German government offers Visa dedicated for professional esports players

German government offers Visa dedicated for professional esports players

A special visa has been issued by the German Federal Government and the States for esports competitors. The visa will be open for professional esports players and coaches from outside the European Union and is expected to take place in Spring 2020.

This is part of the Skilled Immigration Act, which expands services for non-EU workers looking to work in Germany. An’ simple process’ enables eligible persons to receive a German visa for long-term living and competing in the region.

In recent years, Germany has become an esports hot spot as international Leagues such as the League of Legends European Championship (LEC) in Berlin have made a home. Many famous esports titles such as Counter-Strike: Global Offensive and Dota 2 are staging several of Germany’s biggest tournaments, including Cologne and Leipzig.

A new visa was issued for long-term competitor players such as the LEC, which is valid for several months all year round.

The PLAYERUNKNOWN’s BATTLEGROUNDS Europe League (PEL) and CS: GO’s Virtual ESL Meisterschaft League are the two of Germany’s similar long term esports leagues.

The credential is limited to players and coaches who have certain expertise. Players who are employed by a German registered esports organization must be at least seventeen years old and compete in a national or international league. The LEC and the PEL also allow participating entities, under German branches, to hire their members.

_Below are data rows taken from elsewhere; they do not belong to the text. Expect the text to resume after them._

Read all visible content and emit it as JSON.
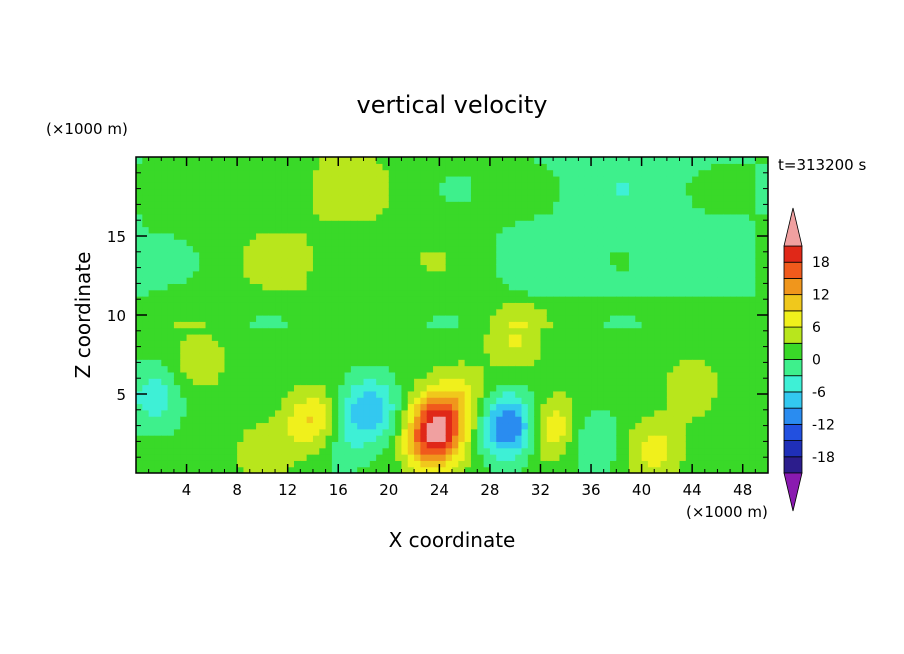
{
  "chart_data": {
    "type": "heatmap",
    "title": "vertical velocity",
    "xlabel": "X coordinate",
    "ylabel": "Z coordinate",
    "x_unit": "(×1000 m)",
    "y_unit": "(×1000 m)",
    "time_label": "t=313200 s",
    "xlim": [
      0,
      50
    ],
    "ylim": [
      0,
      20
    ],
    "x_ticks": [
      4,
      8,
      12,
      16,
      20,
      24,
      28,
      32,
      36,
      40,
      44,
      48
    ],
    "y_ticks": [
      5,
      10,
      15
    ],
    "colorbar": {
      "levels": [
        -21,
        -18,
        -15,
        -12,
        -9,
        -6,
        -3,
        0,
        3,
        6,
        9,
        12,
        15,
        18,
        21
      ],
      "tick_labels": [
        "18",
        "12",
        "6",
        "0",
        "-6",
        "-12",
        "-18"
      ],
      "tick_values": [
        18,
        12,
        6,
        0,
        -6,
        -12,
        -18
      ],
      "colors": [
        "#6a1aa8",
        "#2c1d8c",
        "#1f2fb8",
        "#2250e0",
        "#2a8cf0",
        "#33c8f0",
        "#3ef0d6",
        "#3ef08c",
        "#39d928",
        "#b8e61c",
        "#f0f01c",
        "#f0c81c",
        "#f0961c",
        "#f05a1c",
        "#e02818",
        "#f0a0a0"
      ],
      "over_color": "#f0a0a0",
      "under_color": "#8a1ab0"
    },
    "features": [
      {
        "x": 14,
        "z": 3.2,
        "value": 9
      },
      {
        "x": 24,
        "z": 3.5,
        "value": 12
      },
      {
        "x": 23.5,
        "z": 2.0,
        "value": 14
      },
      {
        "x": 33,
        "z": 2.8,
        "value": 8
      },
      {
        "x": 29.5,
        "z": 3.0,
        "value": -14
      },
      {
        "x": 18.5,
        "z": 4.0,
        "value": -10
      },
      {
        "x": 41,
        "z": 1.5,
        "value": 6
      },
      {
        "x": 10,
        "z": 1.2,
        "value": 4
      },
      {
        "x": 5,
        "z": 7.0,
        "value": 4
      },
      {
        "x": 30,
        "z": 8.5,
        "value": 5
      },
      {
        "x": 44,
        "z": 5.5,
        "value": 4
      },
      {
        "x": 1.5,
        "z": 4.8,
        "value": -6
      },
      {
        "x": 36,
        "z": 2.0,
        "value": -5
      },
      {
        "x": 16,
        "z": 2.0,
        "value": -4
      },
      {
        "x": 26,
        "z": 5.0,
        "value": 4
      }
    ]
  }
}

If these conditions have been met, the visa would allow players and other talented esports to live and work long-term in Germany. Typically only 90-day stays were given to esports professionals.

The development comes after years in which various German organisations, such as the German Confederation for Sport and the German Games Industry Association, have been moving ahead. The German Sports Federation President Hans Jagnow said that “This growth could also be a blueprint for other nations.”

While Germany has been one of the first to grant specialist esports visas, it still does not recognise competitive games as an official sport or designated professional esports players as athletes.

In any case, it is now safer for sports pros to allow extended stays in Germany live and play. In March of next year, the visa is expected to apply.